I don't know if you can work this into your paper, but as a child I remember being convinced that no one could actually deliberately do the horrible things I heard about in the news. I just couldn't stand the suffering and the grief which was being caused. But obviously the things were happening, so eventually I concluded the people who did this must simply be sick. Strangely enough, that emotional response on my part may now seems to be showing some signs of having a scientific basis.
It is not impossible to imagine a day when, using advanced scientific knowledge and techniques with are not yet available to us, we will be able to look at criminals not as lacking moral fiber, but as individuals with a diseased or broken brain. Picture a person accused of murder in the future. If sufficient evidence indicates that he committed the crime, he may be forced to take the equivalent of a functional magnetic resonance imaging test which will display what is or is not wrong with his brain.
It is possible then that the equivalent of a pacemaker may be inserted into the brain, altering its structure.
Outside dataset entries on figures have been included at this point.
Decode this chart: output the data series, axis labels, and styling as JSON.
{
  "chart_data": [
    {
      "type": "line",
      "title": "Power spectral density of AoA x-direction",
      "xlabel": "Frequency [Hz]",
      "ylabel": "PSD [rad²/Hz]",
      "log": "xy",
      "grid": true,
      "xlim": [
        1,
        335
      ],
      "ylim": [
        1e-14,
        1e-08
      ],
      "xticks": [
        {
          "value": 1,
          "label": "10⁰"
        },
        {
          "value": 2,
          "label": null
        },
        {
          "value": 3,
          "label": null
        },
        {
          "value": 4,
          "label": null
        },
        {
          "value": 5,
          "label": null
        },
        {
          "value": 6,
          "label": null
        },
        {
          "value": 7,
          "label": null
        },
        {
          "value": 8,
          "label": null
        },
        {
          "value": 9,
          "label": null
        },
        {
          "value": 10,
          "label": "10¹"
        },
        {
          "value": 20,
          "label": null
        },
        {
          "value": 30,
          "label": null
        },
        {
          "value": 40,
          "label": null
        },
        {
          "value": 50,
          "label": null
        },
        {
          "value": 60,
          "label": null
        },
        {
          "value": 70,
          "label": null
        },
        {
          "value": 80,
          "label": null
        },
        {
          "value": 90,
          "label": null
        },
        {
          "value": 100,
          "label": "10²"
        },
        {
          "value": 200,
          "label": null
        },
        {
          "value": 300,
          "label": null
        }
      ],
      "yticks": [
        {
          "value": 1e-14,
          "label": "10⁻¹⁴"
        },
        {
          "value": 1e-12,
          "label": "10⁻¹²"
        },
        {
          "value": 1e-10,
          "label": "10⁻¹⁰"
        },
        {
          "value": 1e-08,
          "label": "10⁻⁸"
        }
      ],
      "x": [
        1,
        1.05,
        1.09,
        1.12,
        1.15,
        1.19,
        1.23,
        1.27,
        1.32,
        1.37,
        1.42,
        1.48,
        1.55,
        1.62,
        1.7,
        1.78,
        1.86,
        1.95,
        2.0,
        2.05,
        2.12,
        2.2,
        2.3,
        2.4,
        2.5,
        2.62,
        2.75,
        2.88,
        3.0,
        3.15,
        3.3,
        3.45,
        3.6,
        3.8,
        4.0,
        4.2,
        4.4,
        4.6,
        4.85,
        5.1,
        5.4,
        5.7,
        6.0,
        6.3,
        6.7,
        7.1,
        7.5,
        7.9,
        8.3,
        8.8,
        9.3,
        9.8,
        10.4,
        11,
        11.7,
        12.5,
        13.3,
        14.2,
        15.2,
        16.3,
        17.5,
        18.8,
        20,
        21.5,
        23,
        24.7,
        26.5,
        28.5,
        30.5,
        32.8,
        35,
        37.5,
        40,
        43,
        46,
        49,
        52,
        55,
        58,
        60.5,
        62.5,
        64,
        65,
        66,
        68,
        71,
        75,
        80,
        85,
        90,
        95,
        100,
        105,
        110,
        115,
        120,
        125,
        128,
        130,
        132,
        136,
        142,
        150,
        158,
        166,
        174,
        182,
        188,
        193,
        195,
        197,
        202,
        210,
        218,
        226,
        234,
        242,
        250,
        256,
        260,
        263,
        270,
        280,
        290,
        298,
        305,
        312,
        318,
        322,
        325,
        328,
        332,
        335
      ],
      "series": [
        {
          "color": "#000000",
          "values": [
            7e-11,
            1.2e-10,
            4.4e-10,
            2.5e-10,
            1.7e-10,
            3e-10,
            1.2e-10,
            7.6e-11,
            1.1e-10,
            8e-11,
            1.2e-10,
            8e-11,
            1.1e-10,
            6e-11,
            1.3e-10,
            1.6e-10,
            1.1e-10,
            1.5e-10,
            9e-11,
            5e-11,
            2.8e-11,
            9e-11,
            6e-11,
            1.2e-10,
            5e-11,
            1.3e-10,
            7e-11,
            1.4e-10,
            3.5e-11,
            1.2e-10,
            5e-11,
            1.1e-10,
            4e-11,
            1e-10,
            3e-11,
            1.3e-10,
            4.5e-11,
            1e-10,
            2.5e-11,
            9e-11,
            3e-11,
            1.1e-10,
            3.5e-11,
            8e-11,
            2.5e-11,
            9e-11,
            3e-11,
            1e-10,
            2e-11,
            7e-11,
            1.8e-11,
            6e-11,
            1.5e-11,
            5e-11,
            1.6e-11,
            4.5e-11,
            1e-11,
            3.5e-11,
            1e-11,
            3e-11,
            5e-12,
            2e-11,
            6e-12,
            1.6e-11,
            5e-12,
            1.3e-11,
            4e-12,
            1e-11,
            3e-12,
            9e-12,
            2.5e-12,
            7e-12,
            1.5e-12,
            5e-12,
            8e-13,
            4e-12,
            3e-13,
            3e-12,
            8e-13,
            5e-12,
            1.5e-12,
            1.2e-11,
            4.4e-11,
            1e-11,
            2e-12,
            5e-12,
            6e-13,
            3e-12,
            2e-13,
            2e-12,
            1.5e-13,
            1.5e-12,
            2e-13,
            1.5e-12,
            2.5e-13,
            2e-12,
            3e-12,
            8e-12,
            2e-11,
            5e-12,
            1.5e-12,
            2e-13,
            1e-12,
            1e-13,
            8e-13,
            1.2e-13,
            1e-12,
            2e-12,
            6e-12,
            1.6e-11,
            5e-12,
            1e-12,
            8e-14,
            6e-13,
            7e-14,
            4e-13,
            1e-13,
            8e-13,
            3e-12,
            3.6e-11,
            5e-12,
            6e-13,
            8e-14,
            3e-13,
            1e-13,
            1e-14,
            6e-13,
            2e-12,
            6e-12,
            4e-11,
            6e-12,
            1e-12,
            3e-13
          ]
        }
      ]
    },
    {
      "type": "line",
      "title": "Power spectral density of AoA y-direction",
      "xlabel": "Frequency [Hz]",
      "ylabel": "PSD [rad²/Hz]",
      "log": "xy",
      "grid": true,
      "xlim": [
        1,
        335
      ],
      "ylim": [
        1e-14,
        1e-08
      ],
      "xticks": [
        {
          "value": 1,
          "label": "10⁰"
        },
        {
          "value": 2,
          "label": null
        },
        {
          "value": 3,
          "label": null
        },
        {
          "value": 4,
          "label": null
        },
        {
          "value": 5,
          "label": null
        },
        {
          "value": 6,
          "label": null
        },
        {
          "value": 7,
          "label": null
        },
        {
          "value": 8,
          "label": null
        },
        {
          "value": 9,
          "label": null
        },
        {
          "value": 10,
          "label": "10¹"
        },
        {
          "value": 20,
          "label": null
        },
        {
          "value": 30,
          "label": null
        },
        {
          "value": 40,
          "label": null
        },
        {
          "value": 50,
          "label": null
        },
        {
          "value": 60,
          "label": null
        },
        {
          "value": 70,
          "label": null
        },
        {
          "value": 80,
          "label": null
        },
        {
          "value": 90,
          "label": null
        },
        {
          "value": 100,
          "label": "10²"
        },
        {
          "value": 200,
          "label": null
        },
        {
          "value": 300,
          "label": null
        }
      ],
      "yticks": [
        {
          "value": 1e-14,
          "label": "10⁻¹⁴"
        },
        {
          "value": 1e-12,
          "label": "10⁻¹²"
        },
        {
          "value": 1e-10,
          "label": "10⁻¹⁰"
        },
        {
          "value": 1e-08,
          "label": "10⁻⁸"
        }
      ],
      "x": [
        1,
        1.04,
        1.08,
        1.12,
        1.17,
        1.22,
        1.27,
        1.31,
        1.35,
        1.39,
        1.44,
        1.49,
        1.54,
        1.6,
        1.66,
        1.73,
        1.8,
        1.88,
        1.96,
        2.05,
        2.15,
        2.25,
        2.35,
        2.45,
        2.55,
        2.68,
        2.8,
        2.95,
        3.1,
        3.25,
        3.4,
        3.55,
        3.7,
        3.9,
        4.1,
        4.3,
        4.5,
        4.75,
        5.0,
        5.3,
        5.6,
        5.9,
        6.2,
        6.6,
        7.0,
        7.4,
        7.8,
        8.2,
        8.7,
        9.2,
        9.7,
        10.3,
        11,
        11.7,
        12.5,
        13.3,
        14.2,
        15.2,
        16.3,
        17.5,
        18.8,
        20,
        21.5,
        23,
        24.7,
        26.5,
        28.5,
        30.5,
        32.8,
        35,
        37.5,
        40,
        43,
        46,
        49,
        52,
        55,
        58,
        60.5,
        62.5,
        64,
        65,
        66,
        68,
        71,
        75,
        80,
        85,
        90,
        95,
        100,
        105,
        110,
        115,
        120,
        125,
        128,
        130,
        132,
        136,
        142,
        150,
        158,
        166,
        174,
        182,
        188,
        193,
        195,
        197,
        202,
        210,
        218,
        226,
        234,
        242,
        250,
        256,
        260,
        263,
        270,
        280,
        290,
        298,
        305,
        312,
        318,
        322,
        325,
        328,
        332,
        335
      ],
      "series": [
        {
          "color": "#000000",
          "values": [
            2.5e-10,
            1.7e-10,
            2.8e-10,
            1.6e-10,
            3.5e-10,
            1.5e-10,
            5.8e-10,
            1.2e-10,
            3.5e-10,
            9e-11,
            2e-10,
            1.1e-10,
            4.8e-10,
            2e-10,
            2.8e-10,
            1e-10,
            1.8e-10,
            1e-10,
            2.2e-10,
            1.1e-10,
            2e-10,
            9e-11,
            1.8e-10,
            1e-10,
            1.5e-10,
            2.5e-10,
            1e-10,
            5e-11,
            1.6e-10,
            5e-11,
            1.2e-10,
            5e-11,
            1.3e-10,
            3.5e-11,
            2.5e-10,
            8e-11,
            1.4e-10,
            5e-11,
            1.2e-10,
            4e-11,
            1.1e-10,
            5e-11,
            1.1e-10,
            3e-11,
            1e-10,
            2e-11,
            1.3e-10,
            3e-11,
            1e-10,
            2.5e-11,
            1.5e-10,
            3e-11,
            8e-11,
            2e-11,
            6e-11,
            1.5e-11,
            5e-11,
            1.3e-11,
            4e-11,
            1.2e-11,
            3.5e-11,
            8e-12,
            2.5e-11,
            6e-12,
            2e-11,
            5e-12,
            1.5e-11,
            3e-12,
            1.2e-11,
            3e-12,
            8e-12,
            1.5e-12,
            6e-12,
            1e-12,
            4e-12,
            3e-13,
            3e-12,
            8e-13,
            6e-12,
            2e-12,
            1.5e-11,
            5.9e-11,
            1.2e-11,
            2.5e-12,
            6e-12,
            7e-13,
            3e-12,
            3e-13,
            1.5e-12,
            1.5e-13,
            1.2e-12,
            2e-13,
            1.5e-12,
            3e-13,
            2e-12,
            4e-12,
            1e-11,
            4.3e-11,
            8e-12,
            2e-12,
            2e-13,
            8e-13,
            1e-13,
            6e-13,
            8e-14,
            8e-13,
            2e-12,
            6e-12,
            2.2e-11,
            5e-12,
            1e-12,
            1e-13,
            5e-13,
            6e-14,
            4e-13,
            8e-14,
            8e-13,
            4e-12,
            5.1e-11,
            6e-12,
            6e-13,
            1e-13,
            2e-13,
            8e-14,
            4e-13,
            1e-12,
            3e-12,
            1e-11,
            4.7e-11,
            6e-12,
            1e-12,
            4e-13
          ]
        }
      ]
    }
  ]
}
So criminals might one day not be punished, but cured. This also, strangely enough, reflects a humorous, satirical book called Erewhon.
The book was published by Samuel Butler in the late 1800s. Among many other satirical comments, he said that in this strange Utopia people regarded criminal activity as an illness while they regarded illness as an evil sinful act. While I can't imagine getting a cold or catching the measles ever being regarded as sinful, he may have made an excellent point. It is possible that serious criminal activity is a combined function of problems with your brain's physiological nature added to a poor upbringing.
After all, it is not only combat fatigue which we now regard as physiological, schizophrenics who under some circumstances commit horrible crimes can now can be treated with medication. Families report cases of individuals who become normal, healthy members of society while they were on their medications deciding to stop taking them and then reverting to strangely disturbed individuals who might commit acts of evil.